Dissertations, Theses, and Capstone Projects

Date of Degree

2-2019

Document Type

Thesis

Degree Name

M.A.

Program

Liberal Studies

Advisor

Linda M. Grasso

Subject Categories

Arts and Humanities | Comparative Literature | English Language and Literature | Music

Abstract

This thesis dives into the musical journey embedded in the autobiographical writings of America’s jazz ambassador, Louis Armstrong. It examines Armstrong’s typewritten manuscript, The Armstrong Story, which was eventually revised by an editor and published as his second autobiography with the title of Satchmo: My Life in New Orleans in 1954 (originally published in France in 1952.) Armstrong’s manuscript reads like sheet music, where any sound could affect the harmony of the story. He created a voice that had met every art form before it became the manuscript of his autobiography, but along with that voice, references from Black folk and orality were removed by the editor from the published version, separating it from similar works of his time that treasured these features especially. The original manuscript in the Louis Armstrong House Museum Archives bears visual marks, auto-edits, and a dramatic punctuation, providing a layer of meanings and signifiers missing in the published autobiography. His notes outside the manuscript margins tell of an artist on the road; a star living the luxurious minutes of his privacy in front of a typewriter; an ordinary man at his beloved home, a celebrity at the peak of fame, but most importantly they tell of the Black twentieth century genius in the conscious act of introducing folk elements with a transnational impact. Armstrong had elevated these elements in music by delivering traditional songs with virtuosity and versatility, and he had a studious affinity for other essentially traditional songs that had already reached universality like opera or indigenous rhythms. This manuscript is the only one closer to his style that was published while the author was alive. His first, Swing that Music (1936), was heavily edited.

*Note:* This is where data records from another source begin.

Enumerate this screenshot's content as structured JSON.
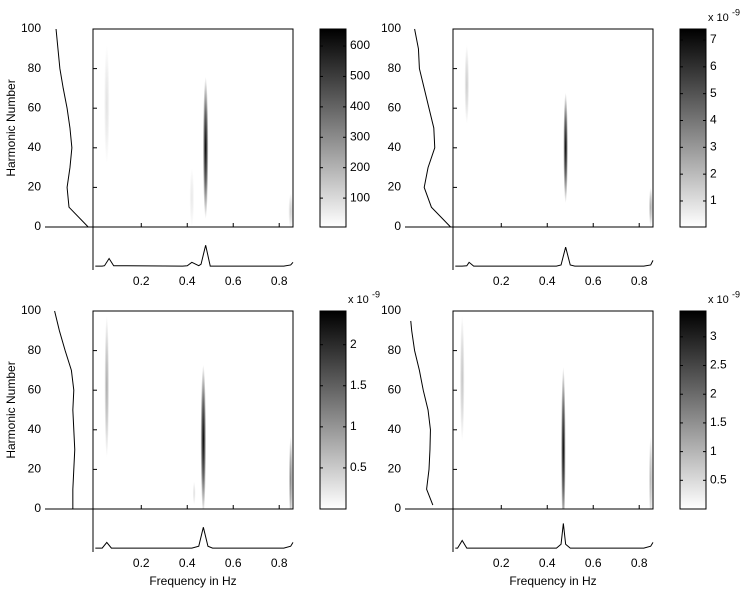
{
  "chart_data": [
    {
      "type": "heatmap",
      "ylabel": "Harmonic Number",
      "xlim": [
        -0.01,
        0.86
      ],
      "xticks": [
        0.2,
        0.4,
        0.6,
        0.8
      ],
      "ylim": [
        0,
        100
      ],
      "yticks": [
        0,
        20,
        40,
        60,
        80,
        100
      ],
      "clim": [
        5,
        656
      ],
      "cticks": [
        100,
        200,
        300,
        400,
        500,
        600
      ],
      "blobs": [
        {
          "freq": 0.48,
          "freq_spread": 0.012,
          "harmonic": 40,
          "harmonic_spread": 36,
          "peak": 650
        },
        {
          "freq": 0.05,
          "freq_spread": 0.012,
          "harmonic": 62,
          "harmonic_spread": 30,
          "peak": 80
        },
        {
          "freq": 0.42,
          "freq_spread": 0.01,
          "harmonic": 15,
          "harmonic_spread": 15,
          "peak": 60
        },
        {
          "freq": 0.85,
          "freq_spread": 0.01,
          "harmonic": 8,
          "harmonic_spread": 9,
          "peak": 120
        }
      ],
      "profile": {
        "harmonics": [
          100,
          90,
          80,
          70,
          60,
          50,
          40,
          30,
          20,
          10,
          0
        ],
        "values": [
          0.23,
          0.27,
          0.31,
          0.38,
          0.46,
          0.52,
          0.56,
          0.52,
          0.46,
          0.5,
          0.9
        ]
      },
      "spectrum": {
        "freqs": [
          0,
          0.03,
          0.04,
          0.06,
          0.08,
          0.38,
          0.4,
          0.42,
          0.45,
          0.46,
          0.48,
          0.5,
          0.82,
          0.85,
          0.86
        ],
        "values": [
          0.05,
          0.05,
          0.06,
          0.25,
          0.06,
          0.05,
          0.06,
          0.15,
          0.06,
          0.1,
          0.6,
          0.05,
          0.05,
          0.08,
          0.15
        ]
      }
    },
    {
      "type": "heatmap",
      "xlim": [
        -0.01,
        0.86
      ],
      "xticks": [
        0.2,
        0.4,
        0.6,
        0.8
      ],
      "ylim": [
        0,
        100
      ],
      "yticks": [
        0,
        20,
        40,
        60,
        80,
        100
      ],
      "clim": [
        0.03,
        7.41
      ],
      "cticks": [
        1,
        2,
        3,
        4,
        5,
        6,
        7
      ],
      "colorbar_exponent": {
        "base": "x 10",
        "power": "-9"
      },
      "blobs": [
        {
          "freq": 0.48,
          "freq_spread": 0.01,
          "harmonic": 40,
          "harmonic_spread": 28,
          "peak": 7.3
        },
        {
          "freq": 0.05,
          "freq_spread": 0.01,
          "harmonic": 72,
          "harmonic_spread": 20,
          "peak": 1.5
        },
        {
          "freq": 0.85,
          "freq_spread": 0.008,
          "harmonic": 10,
          "harmonic_spread": 10,
          "peak": 2.5
        }
      ],
      "profile": {
        "harmonics": [
          100,
          90,
          80,
          70,
          60,
          50,
          40,
          30,
          20,
          10,
          0
        ],
        "values": [
          0.2,
          0.28,
          0.3,
          0.4,
          0.5,
          0.6,
          0.62,
          0.48,
          0.4,
          0.55,
          0.95
        ]
      },
      "spectrum": {
        "freqs": [
          0,
          0.03,
          0.05,
          0.06,
          0.08,
          0.44,
          0.46,
          0.48,
          0.5,
          0.52,
          0.82,
          0.85,
          0.86
        ],
        "values": [
          0.05,
          0.05,
          0.06,
          0.15,
          0.05,
          0.05,
          0.08,
          0.55,
          0.08,
          0.05,
          0.05,
          0.08,
          0.2
        ]
      }
    },
    {
      "type": "heatmap",
      "ylabel": "Harmonic Number",
      "xlabel": "Frequency in Hz",
      "xlim": [
        -0.01,
        0.86
      ],
      "xticks": [
        0.2,
        0.4,
        0.6,
        0.8
      ],
      "ylim": [
        0,
        100
      ],
      "yticks": [
        0,
        20,
        40,
        60,
        80,
        100
      ],
      "clim": [
        0,
        2.41
      ],
      "cticks": [
        0.5,
        1,
        1.5,
        2
      ],
      "colorbar_exponent": {
        "base": "x 10",
        "power": "-9"
      },
      "blobs": [
        {
          "freq": 0.47,
          "freq_spread": 0.012,
          "harmonic": 35,
          "harmonic_spread": 38,
          "peak": 2.4
        },
        {
          "freq": 0.05,
          "freq_spread": 0.01,
          "harmonic": 62,
          "harmonic_spread": 36,
          "peak": 0.8
        },
        {
          "freq": 0.85,
          "freq_spread": 0.008,
          "harmonic": 15,
          "harmonic_spread": 22,
          "peak": 1.2
        },
        {
          "freq": 0.43,
          "freq_spread": 0.006,
          "harmonic": 8,
          "harmonic_spread": 6,
          "peak": 0.3
        }
      ],
      "profile": {
        "harmonics": [
          100,
          90,
          80,
          70,
          60,
          50,
          40,
          30,
          20,
          10,
          0
        ],
        "values": [
          0.2,
          0.3,
          0.42,
          0.55,
          0.6,
          0.58,
          0.6,
          0.62,
          0.6,
          0.58,
          0.58
        ]
      },
      "spectrum": {
        "freqs": [
          0,
          0.03,
          0.05,
          0.07,
          0.42,
          0.45,
          0.47,
          0.49,
          0.51,
          0.82,
          0.85,
          0.86
        ],
        "values": [
          0.05,
          0.05,
          0.2,
          0.05,
          0.05,
          0.1,
          0.6,
          0.1,
          0.05,
          0.05,
          0.1,
          0.2
        ]
      }
    },
    {
      "type": "heatmap",
      "xlabel": "Frequency in Hz",
      "xlim": [
        -0.01,
        0.86
      ],
      "xticks": [
        0.2,
        0.4,
        0.6,
        0.8
      ],
      "ylim": [
        0,
        100
      ],
      "yticks": [
        0,
        20,
        40,
        60,
        80,
        100
      ],
      "clim": [
        0,
        3.45
      ],
      "cticks": [
        0.5,
        1,
        1.5,
        2,
        2.5,
        3
      ],
      "colorbar_exponent": {
        "base": "x 10",
        "power": "-9"
      },
      "blobs": [
        {
          "freq": 0.47,
          "freq_spread": 0.01,
          "harmonic": 30,
          "harmonic_spread": 42,
          "peak": 3.4
        },
        {
          "freq": 0.03,
          "freq_spread": 0.01,
          "harmonic": 66,
          "harmonic_spread": 32,
          "peak": 0.8
        },
        {
          "freq": 0.85,
          "freq_spread": 0.008,
          "harmonic": 15,
          "harmonic_spread": 22,
          "peak": 1.0
        }
      ],
      "profile": {
        "harmonics": [
          95,
          90,
          80,
          70,
          60,
          50,
          40,
          30,
          20,
          10,
          2
        ],
        "values": [
          0.12,
          0.14,
          0.2,
          0.3,
          0.38,
          0.48,
          0.53,
          0.52,
          0.5,
          0.45,
          0.58
        ]
      },
      "spectrum": {
        "freqs": [
          0,
          0.01,
          0.03,
          0.05,
          0.44,
          0.46,
          0.47,
          0.48,
          0.5,
          0.82,
          0.85,
          0.86
        ],
        "values": [
          0.05,
          0.05,
          0.25,
          0.05,
          0.05,
          0.15,
          0.7,
          0.15,
          0.05,
          0.05,
          0.1,
          0.2
        ]
      }
    }
  ]
}
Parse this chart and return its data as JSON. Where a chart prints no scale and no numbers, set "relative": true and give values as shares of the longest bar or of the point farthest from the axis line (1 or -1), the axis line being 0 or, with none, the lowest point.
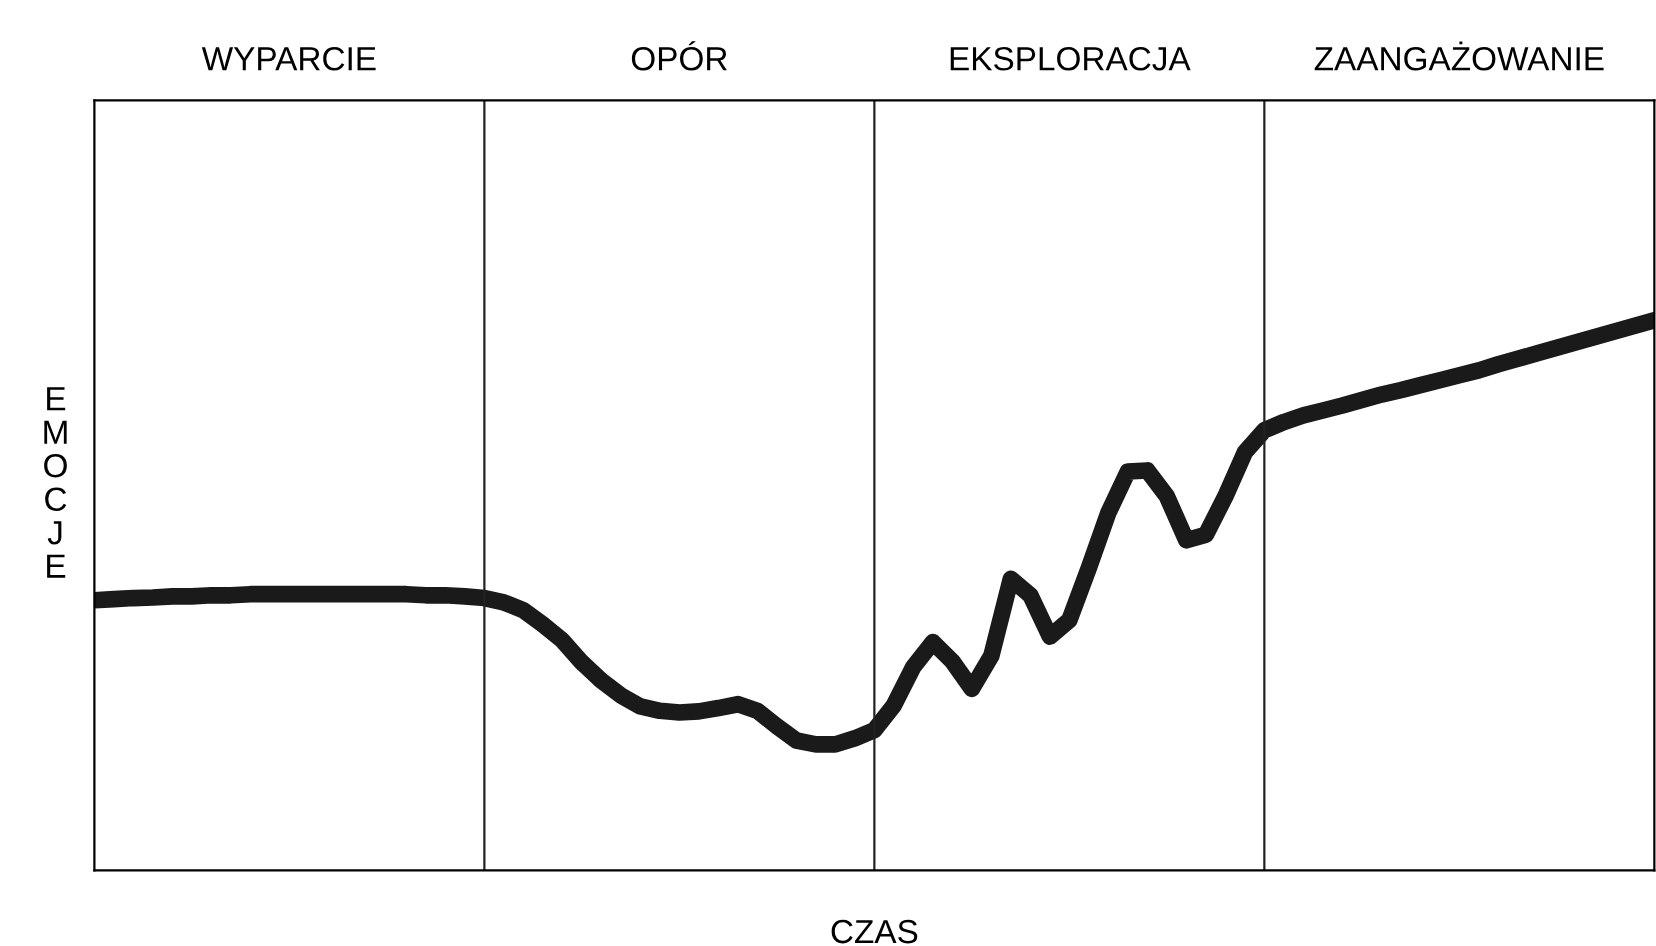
{
  "chart_data": {
    "type": "line",
    "relative": true,
    "xlabel": "CZAS",
    "ylabel": "EMOCJE",
    "marker": "none",
    "line_style": "solid",
    "grid": "x",
    "annotations": [
      "WYPARCIE",
      "OPÓR",
      "EKSPLORACJA",
      "ZAANGAŻOWANIE"
    ],
    "categories": [
      null,
      null,
      null,
      null,
      null,
      null,
      null,
      null,
      null,
      null,
      null,
      null,
      null,
      null,
      null,
      null,
      null,
      null,
      null,
      null,
      null,
      null,
      null,
      null,
      null,
      null,
      null,
      null,
      null,
      null,
      null,
      null,
      null,
      null,
      null,
      null,
      null,
      null,
      null,
      null,
      null,
      null,
      null,
      null,
      null,
      null,
      null,
      null,
      null,
      null,
      null,
      null,
      null,
      null,
      null,
      null,
      null,
      null,
      null,
      null,
      null,
      null,
      null,
      null,
      null,
      null,
      null,
      null,
      null,
      null,
      null,
      null,
      null,
      null,
      null,
      null,
      null,
      null,
      null,
      null,
      null
    ],
    "series": [
      {
        "color": "#1a1a1a",
        "values": [
          0.491,
          0.493,
          0.495,
          0.496,
          0.498,
          0.498,
          0.5,
          0.5,
          0.502,
          0.502,
          0.502,
          0.502,
          0.502,
          0.502,
          0.502,
          0.502,
          0.502,
          0.5,
          0.5,
          0.498,
          0.495,
          0.487,
          0.473,
          0.447,
          0.418,
          0.378,
          0.345,
          0.318,
          0.298,
          0.29,
          0.287,
          0.289,
          0.295,
          0.302,
          0.29,
          0.262,
          0.236,
          0.229,
          0.229,
          0.24,
          0.255,
          0.3,
          0.37,
          0.415,
          0.38,
          0.33,
          0.39,
          0.53,
          0.5,
          0.425,
          0.455,
          0.55,
          0.65,
          0.725,
          0.727,
          0.68,
          0.6,
          0.61,
          0.68,
          0.76,
          0.8,
          0.815,
          0.827,
          0.836,
          0.845,
          0.855,
          0.865,
          0.873,
          0.882,
          0.891,
          0.9,
          0.909,
          0.92,
          0.93,
          0.94,
          0.95,
          0.96,
          0.97,
          0.98,
          0.99,
          1
        ]
      }
    ]
  }
}
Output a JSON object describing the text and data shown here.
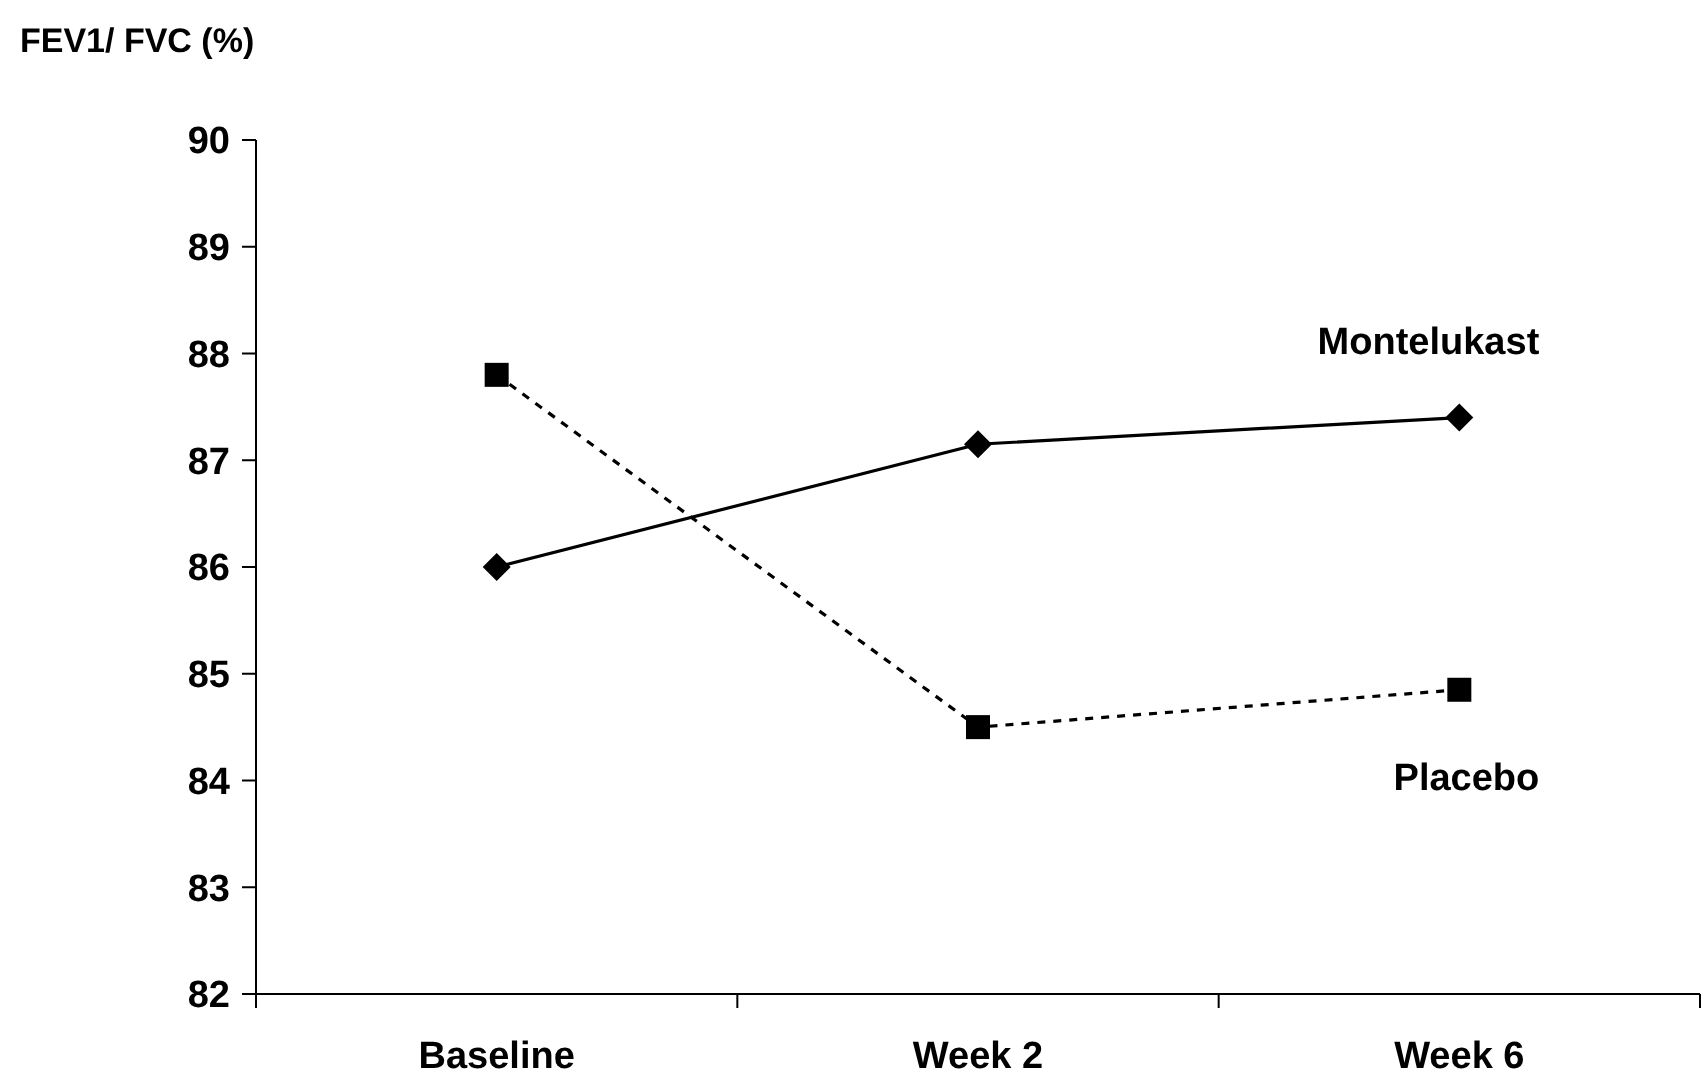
{
  "chart_data": {
    "type": "line",
    "ylabel": "FEV1/ FVC (%)",
    "categories": [
      "Baseline",
      "Week 2",
      "Week 6"
    ],
    "series": [
      {
        "name": "Montelukast",
        "color": "#000000",
        "values": [
          86.0,
          87.15,
          87.4
        ],
        "marker": "diamond",
        "line_style": "solid"
      },
      {
        "name": "Placebo",
        "color": "#000000",
        "values": [
          87.8,
          84.5,
          84.85
        ],
        "marker": "square",
        "line_style": "dashed"
      }
    ],
    "ylim": [
      82,
      90
    ],
    "yticks": [
      82,
      83,
      84,
      85,
      86,
      87,
      88,
      89,
      90
    ],
    "grid": false,
    "legend": false
  }
}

This research places the manuscript’s relevance in the study of autobiography: in a larger scope, it intends to classify this example, and other similar cases, when an author’s style has meaning in and of itself, which may have become lost because of editing for publication; in a narrower focus, it expands Armstrong scholarship by highlighting his autobiography’s ontological, anthropological and historic value.

Before writing this book, Armstrong had already offered groundbreaking contributions to music with his instrumental and vocal styles, and he brought with him hundreds of references to his New Orleans folk culture, that proved then to challenge the racially integrated society of the 1950s. Referring to Armstrong’s scat singing, Jazz critic Gary Giddins says in Visions of Jazz, “he added scat’s moans and riffs to the palette of conventional song interpretation, employing them to underscore emotion and rhythm and meaning” (86). His writing inherits the form and characters from those “moans and riffs.” It underscores –on the paper as well— “emotion, and rhythm, and meaning”, but its literary value was over-shadowed by his celebrity.

New Orleans culture provides a precedent for a writing style that privileges sound, and a narrative that intends to document folk traditions. Deeply rooted in rhythm, a writing style is created from the sound of words – ‘Who dat?’— But Armstrong went further, making a language of his own. It would be inaccurate to call Armstrong’s writing solely a reflection of slang or Black speech. Armstrong used ‘Jive’ talk and jazz music as a compositional style in his lines. He could speak music in a sigh.

Armstrong’s is an ideal American success story told in the spirit of Black folk, but that spirit, which brings a much deeper and symbolic legacy, is left on the surface due to his immersion in the mainstream. This thesis identifies an iconic achievement of creative individuality by Armstrong, a Black artist, and proposes a new interpretation of his manuscript that better reads his intentions of preserving folk traditions while making them relevant globally.